If you already have an EPrints repository, changing permissions is slightly more difficult. In theory, it should suffice to just run (as the root user) the following command to add group write permissions to all files and directories. (This may take some time if you have a lot of items in your archive).

chmod -R g+w /opt/eprints3

However, depending on how your permissions are currently set, this may not be sufficient and therefore is not recommended to follow the instructions on this page unless you have a good understanding of Linux filesystem permissions and how to use Apache's error logs to debug any issues that may result of following these instructions.

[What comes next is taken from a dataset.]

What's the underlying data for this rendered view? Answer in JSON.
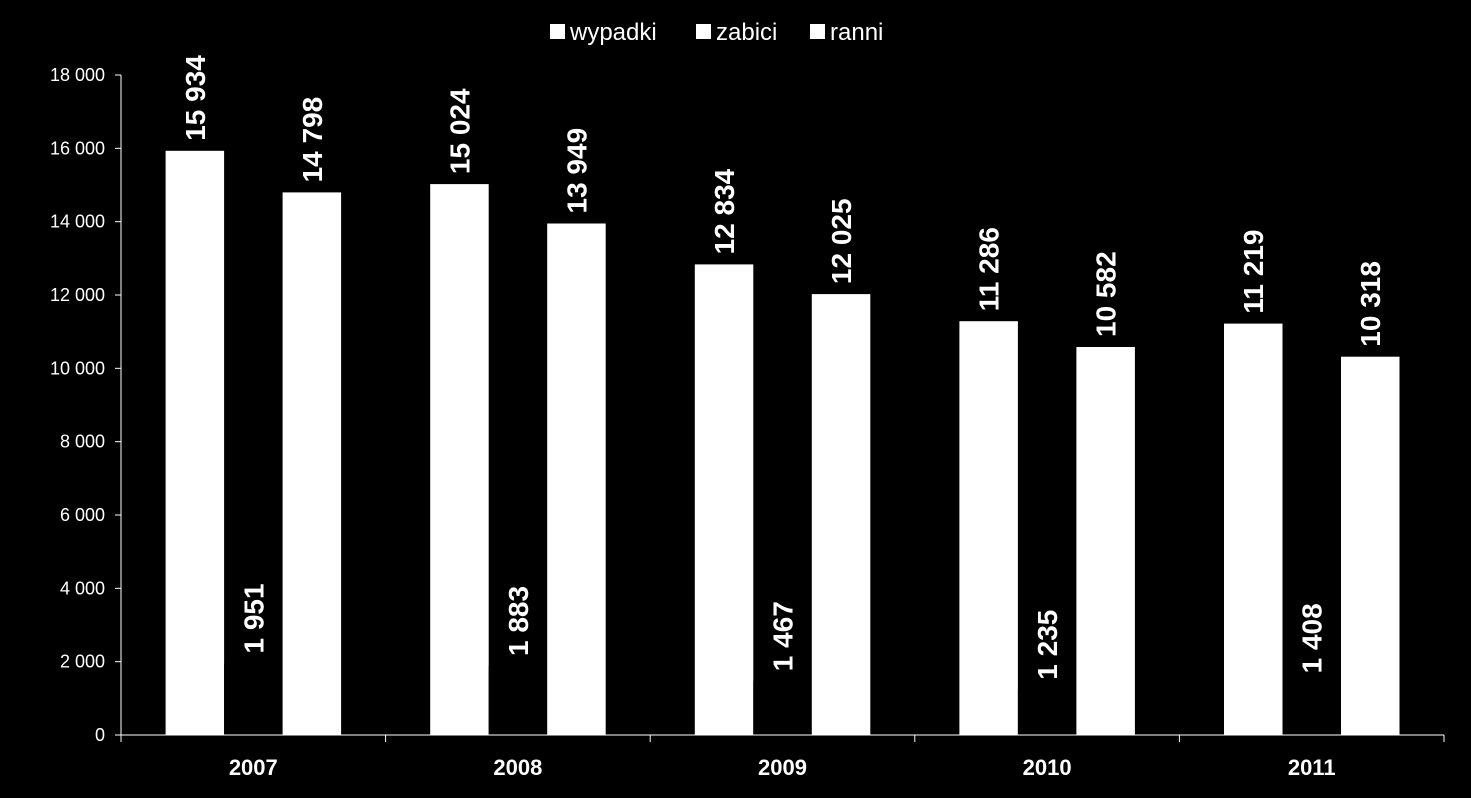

4. If you previously configured to use eprints as the Apache User and Group, change these back to their original values (e.g. apache in /etc/httpd/conf/httpd.conf for Red Hat based Linux and www-data in /etc/apache2/envvars for Debian based Linux).

5. As the root user, check your Apache configuration is still valid and then restart Apache. (Use apache2ctl rather than apachectl for Debian based Linux).

apachectl configtest
apachectl restart

6. Particularly if you are changing an pre-existing EPrints repository, thoroughly test all your repository's functionality. In particular, any functionality that interacts with other applications or services. E.g.

  • Logging into your repository, particularly if you don't generally use local authentication (e.g. you use LDAP, Shibboleth, etc.)
  • Creating new eprint records.
  • Uploading and downloading documents.
  • Check that abstract pages update after changing eprint records.
  • Check browse view menus update after running epadmin refresh_views
  • Searching for items. Particularly those newly added since following these instructions.
  • Adding/editing phrases in the phrase editor.
  • Starting and stopping the EPrints Indexer.
  • Sending a test email.
  • Any Bazaar plugins or bespoke functionality you have added to your EPrints repository.


If everything is working as expected, then you are done. If you encounter any problems, try using Apache's error logs to debug and update the files with incorrect permissions. If some functionality is still broken, then you may want to revert. It should be sufficient to just change the Apache User and Group back to eprints and restart Apache.